UnitedGlobalCom (UGC), Europe's biggest cable television operator, confirmed yesterday it has agreed to buy NTL Ireland in a transaction worth €329 million.
The company, which already owns the Irish cable firm Chorus, also signalled that it plans to merge the two firms in a process that will lead to future job losses.
In an interview last night, Shane O'Neill, the UGC executive leading its acquisition team, said a transition management team would consider the issue over the next six to 12 months if, and when, the merger is approved.
"There will be a headcount reductions in the fullness of time," he said. "But it is not axiomatic that on day one it will lead to significant reductions."
NTL Ireland and Chorus together employ about 1,000 staff and are not as efficient as other UGC's operations, such as its Austrian unit which attains earnings margins of 40 per cent.
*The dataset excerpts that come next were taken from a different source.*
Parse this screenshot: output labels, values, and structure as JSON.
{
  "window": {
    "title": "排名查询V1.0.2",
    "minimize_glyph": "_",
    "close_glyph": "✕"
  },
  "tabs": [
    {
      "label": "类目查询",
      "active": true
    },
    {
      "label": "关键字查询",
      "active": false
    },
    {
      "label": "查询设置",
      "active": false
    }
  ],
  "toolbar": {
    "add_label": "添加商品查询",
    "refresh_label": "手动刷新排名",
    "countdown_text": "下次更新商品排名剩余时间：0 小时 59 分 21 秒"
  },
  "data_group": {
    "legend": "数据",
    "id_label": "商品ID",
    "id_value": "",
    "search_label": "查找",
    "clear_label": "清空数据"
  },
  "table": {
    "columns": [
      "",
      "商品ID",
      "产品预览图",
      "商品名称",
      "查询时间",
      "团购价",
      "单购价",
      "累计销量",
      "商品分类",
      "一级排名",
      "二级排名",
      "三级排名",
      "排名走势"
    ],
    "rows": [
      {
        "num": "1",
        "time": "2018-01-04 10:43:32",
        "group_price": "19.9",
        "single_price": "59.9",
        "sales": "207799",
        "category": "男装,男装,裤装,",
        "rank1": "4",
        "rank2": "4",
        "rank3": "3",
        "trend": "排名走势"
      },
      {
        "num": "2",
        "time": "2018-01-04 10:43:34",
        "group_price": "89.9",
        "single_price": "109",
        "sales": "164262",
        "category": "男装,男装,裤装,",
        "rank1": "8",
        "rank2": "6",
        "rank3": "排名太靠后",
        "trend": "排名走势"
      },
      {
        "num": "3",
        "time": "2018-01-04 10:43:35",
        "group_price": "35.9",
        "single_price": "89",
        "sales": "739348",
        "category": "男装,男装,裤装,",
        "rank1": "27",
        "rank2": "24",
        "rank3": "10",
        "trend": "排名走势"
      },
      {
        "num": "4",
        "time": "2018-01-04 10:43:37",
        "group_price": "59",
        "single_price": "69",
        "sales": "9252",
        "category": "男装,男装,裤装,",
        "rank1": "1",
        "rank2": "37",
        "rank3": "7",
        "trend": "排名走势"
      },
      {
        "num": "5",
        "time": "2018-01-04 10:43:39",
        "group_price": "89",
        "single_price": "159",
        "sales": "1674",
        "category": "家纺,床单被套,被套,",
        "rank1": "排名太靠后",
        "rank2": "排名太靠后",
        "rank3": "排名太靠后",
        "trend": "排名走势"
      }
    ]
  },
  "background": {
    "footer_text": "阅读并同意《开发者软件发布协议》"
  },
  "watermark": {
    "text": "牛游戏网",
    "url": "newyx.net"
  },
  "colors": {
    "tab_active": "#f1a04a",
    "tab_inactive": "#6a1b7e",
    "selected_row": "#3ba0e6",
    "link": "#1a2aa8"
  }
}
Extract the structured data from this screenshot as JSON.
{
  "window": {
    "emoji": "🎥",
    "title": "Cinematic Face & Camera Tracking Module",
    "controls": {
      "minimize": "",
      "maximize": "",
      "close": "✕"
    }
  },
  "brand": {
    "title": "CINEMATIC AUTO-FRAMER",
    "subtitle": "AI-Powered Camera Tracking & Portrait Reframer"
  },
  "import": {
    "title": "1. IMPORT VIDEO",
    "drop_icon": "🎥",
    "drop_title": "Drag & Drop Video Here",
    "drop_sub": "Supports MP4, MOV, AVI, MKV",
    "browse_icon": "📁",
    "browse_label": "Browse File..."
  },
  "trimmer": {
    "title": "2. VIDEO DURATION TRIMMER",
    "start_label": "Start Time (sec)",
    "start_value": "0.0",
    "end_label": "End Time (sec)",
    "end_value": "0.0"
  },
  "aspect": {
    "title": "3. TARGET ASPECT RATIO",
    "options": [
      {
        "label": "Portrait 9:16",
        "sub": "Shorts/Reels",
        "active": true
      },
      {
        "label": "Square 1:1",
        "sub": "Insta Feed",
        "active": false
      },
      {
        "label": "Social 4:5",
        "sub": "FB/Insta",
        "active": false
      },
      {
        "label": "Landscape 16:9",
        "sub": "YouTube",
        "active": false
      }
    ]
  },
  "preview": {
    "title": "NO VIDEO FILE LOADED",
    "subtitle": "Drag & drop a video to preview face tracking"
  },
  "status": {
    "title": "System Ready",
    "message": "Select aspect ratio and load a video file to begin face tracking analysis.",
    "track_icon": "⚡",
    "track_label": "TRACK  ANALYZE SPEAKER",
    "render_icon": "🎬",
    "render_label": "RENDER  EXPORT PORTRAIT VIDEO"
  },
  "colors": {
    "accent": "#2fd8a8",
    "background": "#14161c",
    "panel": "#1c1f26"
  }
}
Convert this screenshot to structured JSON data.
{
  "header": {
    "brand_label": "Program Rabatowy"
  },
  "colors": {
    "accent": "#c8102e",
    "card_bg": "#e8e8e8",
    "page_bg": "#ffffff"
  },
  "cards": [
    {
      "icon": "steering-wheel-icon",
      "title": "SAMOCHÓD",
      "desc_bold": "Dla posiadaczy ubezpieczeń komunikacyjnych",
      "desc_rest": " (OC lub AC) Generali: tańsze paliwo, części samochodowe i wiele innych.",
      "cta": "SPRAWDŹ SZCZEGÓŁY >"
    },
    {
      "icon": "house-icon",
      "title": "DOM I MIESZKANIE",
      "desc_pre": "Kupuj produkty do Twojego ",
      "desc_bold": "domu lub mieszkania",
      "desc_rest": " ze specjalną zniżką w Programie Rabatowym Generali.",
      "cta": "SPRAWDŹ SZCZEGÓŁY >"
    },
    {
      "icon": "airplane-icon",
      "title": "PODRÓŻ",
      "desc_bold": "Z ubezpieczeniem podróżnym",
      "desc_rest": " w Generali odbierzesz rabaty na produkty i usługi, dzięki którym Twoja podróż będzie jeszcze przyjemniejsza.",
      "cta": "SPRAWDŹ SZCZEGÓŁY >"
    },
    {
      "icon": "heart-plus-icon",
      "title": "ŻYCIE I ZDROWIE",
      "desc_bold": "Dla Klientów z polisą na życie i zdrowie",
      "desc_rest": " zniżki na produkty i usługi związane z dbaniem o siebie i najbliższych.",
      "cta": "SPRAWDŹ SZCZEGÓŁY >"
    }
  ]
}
NTL Ireland achieves margins in the low 30s while Chorus is below that figure, according to Mr O'Neill.
UGC will also rebrand NTL and Chorus over the next 12 months, most likely using UGC's pan-European brand "UPC" for the combined cable operator.
Mr O'Neill said UGC would invest more than the €70 million that NTL Ireland management had indicated needs to be spent to upgrade the network. This would enable UGC to launch telephone and broadband services.
However, the complex deal will have to pass a review by the Competition Authority before UGC is able to take control of NTL Ireland. A process that may take up to six months or more.
UGC has structured the deal in a complex "warehousing" arrangement in order to be able to pay cash to NTL as quickly as possible. This deal saw UGC loan the funds to buy NTL Ireland to its bankers Morgan Stanley, who signed and completed the purchase of NTL Ireland yesterday.
Because Morgan Stanley does not own any other cable assets in the Republic, this does not trigger a competition review allowing the cash to be released to NTL. UGC said it was now proceeding to acquire NTL Ireland from Morgan Stanley, which is being paid €4 million by UGC to facilitate the deal.
In a separate announcement last night, NTL said it intended to use the proceeds of the sale to repay debt. It is understood NTL was eager to complete the sale of its Irish unit before it pursues a merger with Telewest in Britain.
The purchase price paid by UGC represents a multiple of about 8.6 times estimated 2005 operating cash flow, a higher price than other cable deals agreed recently. The price, however, is lower than the €680 million paid for the asset back in 1999 by NTL.